2016 Adventurer of the Year continues Kookaburra’s sailing legacy

Tuesday, 24 January 2017

Sailing around the world is very much on the cards for Melbourne adventurer Michael Smith – he just needs to find some free time.

In 2015 the owner of former America’s Cup 12m yacht Kookaburra 1 became the first person to solo navigate the world in a single engine flying boat.

Smith made the epic adventure in a Sea-Rey Amphibian aeroplane called Southern Sun, which he says was a great way for him to do a circumnavigation in a reasonable time frame.

His extraordinary journey took seven months and he spent 480 hours in the air, visiting 80 countries along the way.

“When I decided to start flying I knew I wanted to have a seaplane because I had grown up boating. I really enjoy flying but I love sailing. Being on the water is what I love the most,” he said.

Smith, who was named 2016 Adventurer of the Year by the Australian Geographic Society, says he travelled like a yachtie, stopping for two or three days in each place, landing in the water and enjoying the destinations he visited.

Smith says there is a significant link between his love of sailing and his decision to fly around the world in a flying boat.

“No one had flown solo around the world in a flying boat before. I love that freedom of being able to land in the water. I don’t think I would have tried to fly around the world in a normal plane.”

A documentary on Smith’s plane adventure will come out in April followed by his book in October.

This week Smith and his crew have competed in the Club Marine Cruising AMS Division 1 as part of the Festival of Sails presented by Rex Gorell Land Rover. 

“I’ve been coming to the Festival of Sails for more than 20 years,” he says. “The Williamstown to Geelong Passage Race is probably our favourite race of the year.”

He says his love of sailing started when he was a youngster.
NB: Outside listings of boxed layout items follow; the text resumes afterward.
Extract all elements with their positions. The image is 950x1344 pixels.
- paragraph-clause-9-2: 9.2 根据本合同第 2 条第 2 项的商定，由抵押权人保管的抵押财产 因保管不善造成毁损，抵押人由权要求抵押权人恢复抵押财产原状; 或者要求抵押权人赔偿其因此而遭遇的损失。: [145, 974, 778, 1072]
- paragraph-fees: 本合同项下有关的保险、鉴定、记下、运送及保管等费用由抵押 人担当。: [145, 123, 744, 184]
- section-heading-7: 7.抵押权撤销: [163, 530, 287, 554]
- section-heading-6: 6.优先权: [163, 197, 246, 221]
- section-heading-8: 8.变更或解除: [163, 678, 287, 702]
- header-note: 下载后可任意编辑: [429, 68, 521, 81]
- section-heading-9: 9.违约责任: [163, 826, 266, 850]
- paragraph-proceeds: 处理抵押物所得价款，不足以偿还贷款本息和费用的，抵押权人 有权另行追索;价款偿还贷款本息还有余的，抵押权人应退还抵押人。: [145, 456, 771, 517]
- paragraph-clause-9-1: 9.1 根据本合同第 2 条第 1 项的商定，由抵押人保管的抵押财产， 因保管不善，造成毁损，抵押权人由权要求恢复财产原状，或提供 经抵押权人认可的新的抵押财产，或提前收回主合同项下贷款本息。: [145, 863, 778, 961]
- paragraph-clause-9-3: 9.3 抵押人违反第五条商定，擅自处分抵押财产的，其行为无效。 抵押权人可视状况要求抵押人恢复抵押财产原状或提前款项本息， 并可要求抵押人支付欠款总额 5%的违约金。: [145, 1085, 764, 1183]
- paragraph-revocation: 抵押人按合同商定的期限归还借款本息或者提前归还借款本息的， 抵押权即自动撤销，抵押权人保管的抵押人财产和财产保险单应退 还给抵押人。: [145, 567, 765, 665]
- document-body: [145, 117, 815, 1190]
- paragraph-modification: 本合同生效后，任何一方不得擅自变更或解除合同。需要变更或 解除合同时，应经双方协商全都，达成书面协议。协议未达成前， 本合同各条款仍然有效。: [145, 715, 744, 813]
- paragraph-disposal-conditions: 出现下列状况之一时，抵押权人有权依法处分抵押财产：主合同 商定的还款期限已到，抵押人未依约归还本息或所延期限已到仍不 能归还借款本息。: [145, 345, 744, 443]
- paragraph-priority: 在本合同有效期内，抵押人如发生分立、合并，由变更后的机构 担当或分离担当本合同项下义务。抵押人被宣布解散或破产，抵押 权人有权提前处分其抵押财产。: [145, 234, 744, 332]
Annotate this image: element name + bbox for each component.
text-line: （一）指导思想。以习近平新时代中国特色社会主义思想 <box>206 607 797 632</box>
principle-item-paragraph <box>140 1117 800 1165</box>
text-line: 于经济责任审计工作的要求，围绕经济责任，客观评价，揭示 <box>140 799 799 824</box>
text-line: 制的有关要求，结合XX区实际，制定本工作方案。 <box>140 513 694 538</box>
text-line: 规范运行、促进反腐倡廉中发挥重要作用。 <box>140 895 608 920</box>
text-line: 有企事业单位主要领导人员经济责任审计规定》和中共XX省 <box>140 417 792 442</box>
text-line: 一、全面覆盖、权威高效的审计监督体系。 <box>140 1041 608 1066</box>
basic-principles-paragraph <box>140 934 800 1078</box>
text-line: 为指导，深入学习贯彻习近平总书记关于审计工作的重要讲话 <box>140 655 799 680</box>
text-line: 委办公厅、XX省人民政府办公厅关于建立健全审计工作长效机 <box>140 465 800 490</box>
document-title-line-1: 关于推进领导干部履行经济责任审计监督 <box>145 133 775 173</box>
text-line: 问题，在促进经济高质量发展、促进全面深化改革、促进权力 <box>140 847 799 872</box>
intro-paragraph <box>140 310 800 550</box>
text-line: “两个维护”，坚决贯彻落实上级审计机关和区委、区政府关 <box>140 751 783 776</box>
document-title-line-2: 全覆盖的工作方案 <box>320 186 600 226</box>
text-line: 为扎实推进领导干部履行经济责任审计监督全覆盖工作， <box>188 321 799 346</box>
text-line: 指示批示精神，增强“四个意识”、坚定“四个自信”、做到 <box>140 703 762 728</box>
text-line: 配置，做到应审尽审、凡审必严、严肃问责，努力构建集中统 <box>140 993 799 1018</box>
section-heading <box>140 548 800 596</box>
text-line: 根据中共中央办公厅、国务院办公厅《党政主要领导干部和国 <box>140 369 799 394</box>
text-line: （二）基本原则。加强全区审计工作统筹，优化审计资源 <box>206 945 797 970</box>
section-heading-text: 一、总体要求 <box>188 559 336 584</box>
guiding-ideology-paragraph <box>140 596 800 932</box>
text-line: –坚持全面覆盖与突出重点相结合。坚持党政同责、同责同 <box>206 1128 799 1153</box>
“We lived on an orchard and had a dam and I really wanted to learn to sail so I made myself a boat out of a tyre tractor tube and a sail from the material from my tent. I was maybe nine years old. After that my dad bought me a Sabot. I really wanted a Sabot because that’s what John Bertrand learned to sail in.”

Smith learned to sail around Phillip Island and then the Gippsland Lakes.


His love affair with the sport was further fueled when he read the book Dove, about American teenager Robin Lee Graham who sailed around the world solo in the 1960s.

“I was 14 when Australia won the America’s Cup.  I sat up night after night watching it on my little 5-inch black and white television. John Bertrand was my absolute childhood hero.”

Kookaburra was built in Fremantle in 1985, two years before the America’s Cup, as one of three Kookaburras built for the 1987 campaign in Perth. Smith bought it from skipper Iain Murray and it has been in Melbourne the past 21 years.

“She is still going strong and is absolutely reliable,” he says.

Smith, who formed a syndicate with five other owners in 2003, says there is an amazing sense of history around the boat.

“In Geelong so many people come up because you are wearing the Kookaburra shirt and say they love watching the boat and it brings back so many memories. We are proud of that history.”